Le Comité des Nations Unies pour l’élimination de la discrimination raciale a également recommandé à la France de remédier à plusieurs conséquences « liées au statut juridique particulier des Gens du voyage français ».

La Commission Nationale Consultative des Droits de l’Homme a d’ailleurs émis, le 22 mars 2012, un « avis sur le respect des droits des « Gens du voyage » et des Rroms migrants au regard des réponses récentes de la France aux instances internationales », concluant que la « discrimination en raison de l’origine, de l’habitat ou du mode de vie, limite l’accès aux droits de ces personnes, qui sont marginalisées et considérées comme des citoyens de seconde zone… ». Elle estime, de plus, que les ébauches de réponse qui avaient été apportées par notre État aux diverses instances internationales n’étaient ni suffisantes, ni abouties.

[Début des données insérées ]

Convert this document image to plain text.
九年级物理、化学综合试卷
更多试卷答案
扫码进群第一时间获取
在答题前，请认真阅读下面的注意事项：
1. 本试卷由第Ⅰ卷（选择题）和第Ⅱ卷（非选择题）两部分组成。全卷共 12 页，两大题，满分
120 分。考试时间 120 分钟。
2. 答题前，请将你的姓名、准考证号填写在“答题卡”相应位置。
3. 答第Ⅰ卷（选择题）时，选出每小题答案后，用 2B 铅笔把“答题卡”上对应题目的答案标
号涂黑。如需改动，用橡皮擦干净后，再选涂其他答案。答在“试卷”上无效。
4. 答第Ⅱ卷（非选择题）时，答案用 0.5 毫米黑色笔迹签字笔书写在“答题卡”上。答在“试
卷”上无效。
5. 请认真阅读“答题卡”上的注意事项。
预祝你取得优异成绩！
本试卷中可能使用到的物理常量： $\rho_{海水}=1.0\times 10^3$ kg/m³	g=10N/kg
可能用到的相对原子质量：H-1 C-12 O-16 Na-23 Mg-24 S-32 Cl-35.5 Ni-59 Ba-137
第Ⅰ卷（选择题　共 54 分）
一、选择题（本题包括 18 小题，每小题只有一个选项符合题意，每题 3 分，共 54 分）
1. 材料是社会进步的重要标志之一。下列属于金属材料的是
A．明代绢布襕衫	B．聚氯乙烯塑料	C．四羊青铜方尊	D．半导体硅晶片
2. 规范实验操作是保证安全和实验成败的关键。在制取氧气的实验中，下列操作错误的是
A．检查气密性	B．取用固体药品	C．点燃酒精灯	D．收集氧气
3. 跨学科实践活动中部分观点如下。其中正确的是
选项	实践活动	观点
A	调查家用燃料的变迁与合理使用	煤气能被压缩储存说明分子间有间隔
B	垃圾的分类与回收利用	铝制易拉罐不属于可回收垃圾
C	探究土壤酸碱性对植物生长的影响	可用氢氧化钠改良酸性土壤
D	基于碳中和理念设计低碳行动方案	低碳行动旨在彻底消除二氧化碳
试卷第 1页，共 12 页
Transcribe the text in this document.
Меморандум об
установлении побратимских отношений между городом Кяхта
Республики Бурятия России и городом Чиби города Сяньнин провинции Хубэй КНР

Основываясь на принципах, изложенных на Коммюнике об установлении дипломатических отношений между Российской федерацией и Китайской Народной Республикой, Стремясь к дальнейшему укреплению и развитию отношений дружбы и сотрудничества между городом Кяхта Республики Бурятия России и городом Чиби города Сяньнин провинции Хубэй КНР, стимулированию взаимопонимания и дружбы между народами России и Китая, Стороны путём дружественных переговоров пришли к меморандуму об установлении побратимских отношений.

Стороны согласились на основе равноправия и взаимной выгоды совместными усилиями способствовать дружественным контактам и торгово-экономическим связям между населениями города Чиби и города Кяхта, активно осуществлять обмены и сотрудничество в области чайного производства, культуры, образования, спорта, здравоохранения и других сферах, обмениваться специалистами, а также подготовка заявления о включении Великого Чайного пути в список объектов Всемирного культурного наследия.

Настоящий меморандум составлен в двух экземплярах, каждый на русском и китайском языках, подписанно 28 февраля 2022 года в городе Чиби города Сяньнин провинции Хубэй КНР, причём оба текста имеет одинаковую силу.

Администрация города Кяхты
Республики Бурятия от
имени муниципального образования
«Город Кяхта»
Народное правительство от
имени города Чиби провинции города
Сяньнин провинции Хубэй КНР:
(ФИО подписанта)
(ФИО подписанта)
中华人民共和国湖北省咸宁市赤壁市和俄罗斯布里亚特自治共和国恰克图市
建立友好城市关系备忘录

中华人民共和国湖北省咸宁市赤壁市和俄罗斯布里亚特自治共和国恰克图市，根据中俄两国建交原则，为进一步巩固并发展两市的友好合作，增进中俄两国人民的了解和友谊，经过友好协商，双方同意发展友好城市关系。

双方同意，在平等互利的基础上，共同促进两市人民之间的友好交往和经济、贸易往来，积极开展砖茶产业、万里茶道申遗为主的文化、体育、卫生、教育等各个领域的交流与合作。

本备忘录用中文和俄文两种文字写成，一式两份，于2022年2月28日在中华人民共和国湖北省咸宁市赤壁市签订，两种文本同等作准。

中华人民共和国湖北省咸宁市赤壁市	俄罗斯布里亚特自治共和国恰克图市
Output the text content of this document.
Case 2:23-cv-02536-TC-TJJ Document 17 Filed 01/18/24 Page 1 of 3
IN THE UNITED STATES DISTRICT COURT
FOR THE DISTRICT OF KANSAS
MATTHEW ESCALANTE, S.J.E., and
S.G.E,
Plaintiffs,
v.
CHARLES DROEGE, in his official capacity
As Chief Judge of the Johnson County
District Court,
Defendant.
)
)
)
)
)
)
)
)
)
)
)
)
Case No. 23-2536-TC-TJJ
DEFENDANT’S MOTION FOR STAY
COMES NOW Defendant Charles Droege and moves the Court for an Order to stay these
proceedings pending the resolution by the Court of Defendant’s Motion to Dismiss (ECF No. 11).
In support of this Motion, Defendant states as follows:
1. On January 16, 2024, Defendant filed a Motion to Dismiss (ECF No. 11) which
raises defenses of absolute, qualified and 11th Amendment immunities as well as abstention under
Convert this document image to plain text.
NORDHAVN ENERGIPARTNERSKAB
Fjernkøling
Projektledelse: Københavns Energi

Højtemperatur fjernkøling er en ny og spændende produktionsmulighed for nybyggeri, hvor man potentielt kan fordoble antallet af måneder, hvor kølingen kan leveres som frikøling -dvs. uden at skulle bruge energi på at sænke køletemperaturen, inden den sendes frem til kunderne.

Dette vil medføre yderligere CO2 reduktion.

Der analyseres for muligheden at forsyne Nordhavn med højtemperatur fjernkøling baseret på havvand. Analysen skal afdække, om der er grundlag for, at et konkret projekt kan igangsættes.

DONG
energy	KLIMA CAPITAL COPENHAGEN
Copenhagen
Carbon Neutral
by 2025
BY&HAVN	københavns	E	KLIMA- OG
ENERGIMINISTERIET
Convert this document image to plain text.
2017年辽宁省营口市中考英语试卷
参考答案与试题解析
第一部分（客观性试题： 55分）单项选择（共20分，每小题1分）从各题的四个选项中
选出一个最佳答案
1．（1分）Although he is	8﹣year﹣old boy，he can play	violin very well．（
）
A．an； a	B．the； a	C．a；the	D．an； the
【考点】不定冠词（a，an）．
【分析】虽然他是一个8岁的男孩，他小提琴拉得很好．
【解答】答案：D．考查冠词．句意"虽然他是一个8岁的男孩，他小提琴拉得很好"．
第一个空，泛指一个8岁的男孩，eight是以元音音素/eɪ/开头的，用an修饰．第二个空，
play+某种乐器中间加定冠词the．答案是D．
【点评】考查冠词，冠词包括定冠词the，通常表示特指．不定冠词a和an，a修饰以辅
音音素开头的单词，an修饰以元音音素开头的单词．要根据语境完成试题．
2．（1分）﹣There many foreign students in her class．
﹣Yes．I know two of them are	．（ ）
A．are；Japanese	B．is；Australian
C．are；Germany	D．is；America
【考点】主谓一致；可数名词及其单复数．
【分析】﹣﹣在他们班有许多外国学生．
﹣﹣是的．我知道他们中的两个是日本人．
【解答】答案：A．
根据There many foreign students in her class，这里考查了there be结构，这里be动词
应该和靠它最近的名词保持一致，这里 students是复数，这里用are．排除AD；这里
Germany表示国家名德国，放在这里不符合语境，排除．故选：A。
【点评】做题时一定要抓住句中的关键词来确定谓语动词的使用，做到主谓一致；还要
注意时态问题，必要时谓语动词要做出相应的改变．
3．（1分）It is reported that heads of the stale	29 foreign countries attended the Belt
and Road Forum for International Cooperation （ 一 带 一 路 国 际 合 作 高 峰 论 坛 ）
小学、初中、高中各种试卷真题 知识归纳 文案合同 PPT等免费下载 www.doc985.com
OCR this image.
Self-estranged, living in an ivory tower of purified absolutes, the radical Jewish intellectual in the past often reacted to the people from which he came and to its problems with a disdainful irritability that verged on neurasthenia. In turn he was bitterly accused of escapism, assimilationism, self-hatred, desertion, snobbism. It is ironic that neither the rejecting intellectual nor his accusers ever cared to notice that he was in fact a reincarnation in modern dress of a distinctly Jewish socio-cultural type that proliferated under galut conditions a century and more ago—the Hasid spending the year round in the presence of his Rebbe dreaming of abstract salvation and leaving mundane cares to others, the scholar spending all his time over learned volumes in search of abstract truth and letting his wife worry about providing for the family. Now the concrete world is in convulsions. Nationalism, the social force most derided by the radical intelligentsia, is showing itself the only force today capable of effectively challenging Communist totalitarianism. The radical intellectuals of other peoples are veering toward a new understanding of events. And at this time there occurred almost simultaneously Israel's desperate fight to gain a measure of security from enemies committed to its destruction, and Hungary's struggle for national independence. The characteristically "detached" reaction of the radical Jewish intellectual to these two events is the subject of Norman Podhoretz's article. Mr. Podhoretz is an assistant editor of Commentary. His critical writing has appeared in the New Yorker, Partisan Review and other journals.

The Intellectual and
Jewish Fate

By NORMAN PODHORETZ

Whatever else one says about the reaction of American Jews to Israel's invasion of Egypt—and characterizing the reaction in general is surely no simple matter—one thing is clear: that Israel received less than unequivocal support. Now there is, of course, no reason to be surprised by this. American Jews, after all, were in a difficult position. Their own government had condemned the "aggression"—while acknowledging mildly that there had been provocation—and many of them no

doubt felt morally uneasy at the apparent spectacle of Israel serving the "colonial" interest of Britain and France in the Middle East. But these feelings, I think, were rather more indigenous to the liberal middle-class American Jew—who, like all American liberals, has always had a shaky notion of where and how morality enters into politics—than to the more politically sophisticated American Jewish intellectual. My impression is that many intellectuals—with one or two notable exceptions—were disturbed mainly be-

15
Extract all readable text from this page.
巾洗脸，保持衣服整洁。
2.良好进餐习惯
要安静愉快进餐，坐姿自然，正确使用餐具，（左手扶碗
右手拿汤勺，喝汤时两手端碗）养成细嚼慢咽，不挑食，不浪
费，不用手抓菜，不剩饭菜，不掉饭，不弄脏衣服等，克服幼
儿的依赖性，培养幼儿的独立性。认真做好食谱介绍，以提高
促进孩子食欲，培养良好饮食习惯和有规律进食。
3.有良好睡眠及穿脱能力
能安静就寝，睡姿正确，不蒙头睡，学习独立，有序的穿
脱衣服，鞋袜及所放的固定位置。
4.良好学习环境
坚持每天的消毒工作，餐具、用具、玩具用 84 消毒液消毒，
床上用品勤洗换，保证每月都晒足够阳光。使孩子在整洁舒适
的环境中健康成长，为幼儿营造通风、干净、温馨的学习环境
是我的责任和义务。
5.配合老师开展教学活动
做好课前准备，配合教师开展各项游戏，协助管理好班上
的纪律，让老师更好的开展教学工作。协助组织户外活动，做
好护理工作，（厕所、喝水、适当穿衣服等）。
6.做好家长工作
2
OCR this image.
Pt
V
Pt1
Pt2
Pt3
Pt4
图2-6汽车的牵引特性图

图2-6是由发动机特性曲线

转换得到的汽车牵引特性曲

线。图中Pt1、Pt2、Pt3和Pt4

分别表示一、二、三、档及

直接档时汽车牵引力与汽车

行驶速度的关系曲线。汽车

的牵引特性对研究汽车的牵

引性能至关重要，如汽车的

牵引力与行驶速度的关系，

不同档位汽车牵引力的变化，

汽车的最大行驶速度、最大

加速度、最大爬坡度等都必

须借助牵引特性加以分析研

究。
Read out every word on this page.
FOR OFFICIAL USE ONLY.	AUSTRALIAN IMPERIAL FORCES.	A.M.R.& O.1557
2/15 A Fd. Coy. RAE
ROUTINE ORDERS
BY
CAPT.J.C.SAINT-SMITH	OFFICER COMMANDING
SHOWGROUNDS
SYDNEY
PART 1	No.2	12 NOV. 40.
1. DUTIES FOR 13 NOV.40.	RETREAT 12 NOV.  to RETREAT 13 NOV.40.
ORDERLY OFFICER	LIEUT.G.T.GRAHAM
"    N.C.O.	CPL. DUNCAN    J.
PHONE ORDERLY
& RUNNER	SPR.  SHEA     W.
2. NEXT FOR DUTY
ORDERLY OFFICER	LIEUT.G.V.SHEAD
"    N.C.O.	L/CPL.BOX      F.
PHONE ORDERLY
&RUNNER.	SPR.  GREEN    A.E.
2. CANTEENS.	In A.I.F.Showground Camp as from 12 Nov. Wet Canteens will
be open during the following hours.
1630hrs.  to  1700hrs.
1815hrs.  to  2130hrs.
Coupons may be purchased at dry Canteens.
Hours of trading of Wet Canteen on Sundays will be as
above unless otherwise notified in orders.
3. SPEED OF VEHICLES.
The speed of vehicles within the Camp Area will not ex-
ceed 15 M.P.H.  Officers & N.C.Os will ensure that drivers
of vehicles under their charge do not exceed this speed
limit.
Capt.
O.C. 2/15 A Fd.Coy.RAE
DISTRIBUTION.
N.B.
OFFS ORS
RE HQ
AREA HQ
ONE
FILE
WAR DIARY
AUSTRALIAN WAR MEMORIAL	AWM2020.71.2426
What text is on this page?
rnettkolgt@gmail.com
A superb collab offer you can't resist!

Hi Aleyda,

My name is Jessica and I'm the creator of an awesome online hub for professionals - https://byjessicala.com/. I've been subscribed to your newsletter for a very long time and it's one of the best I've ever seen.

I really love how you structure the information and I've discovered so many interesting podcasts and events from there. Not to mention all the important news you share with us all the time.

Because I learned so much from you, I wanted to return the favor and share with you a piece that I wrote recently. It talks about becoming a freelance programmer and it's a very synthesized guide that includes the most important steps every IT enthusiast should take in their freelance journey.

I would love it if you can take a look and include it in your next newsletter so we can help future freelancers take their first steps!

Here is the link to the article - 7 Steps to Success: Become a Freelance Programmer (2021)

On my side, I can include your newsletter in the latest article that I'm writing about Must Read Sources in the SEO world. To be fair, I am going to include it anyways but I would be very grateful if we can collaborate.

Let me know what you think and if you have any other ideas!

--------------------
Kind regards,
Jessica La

Fortement décriée par les associations, la loi n°69-3 du 3 janvier 1969 fut aussi remise en cause par des parlementaires de tous bords politiques.6

Aussi cette proposition de loi vise à faire disparaître la catégorie administrative « Gens du voyage » afin que le droit commun puisse être appliqué aux voyageurs.

  1. Référence : http://www.senat.fr/leg/ppl11-587.html.
  2. Tous les trois mois pour les carnets de circulation.
  3. Convention européenne des Droits de l’homme
  4. Rapport spécial – Régime applicable aux gens du voyage et discriminations, annexé à la décision n° 2009-316 du 14 septembre 2009, publié au Journal Officiel de la République Française du 17 octobre 2009.
  5. Décision n° R-2011-11.
  6. Voir par exemple la proposition de loi n°3042 du 15 décembre 2010, déposée par le groupe socialiste de l’Assemblée nationale ; le rapport d’information n° 3212, de mars 2011, « Gens du voyage : le respect des droits et devoirs comme condition du respect mutuel », par M. Didier QUENTIN, député ; le rapport au Premier ministre « Gens du voyage : pour un statut du droit commun », en date de juillet 2011, de M. Pierre HERISSON, sénateur et président de la Commission Nationale Consultative des Gens du Voyage.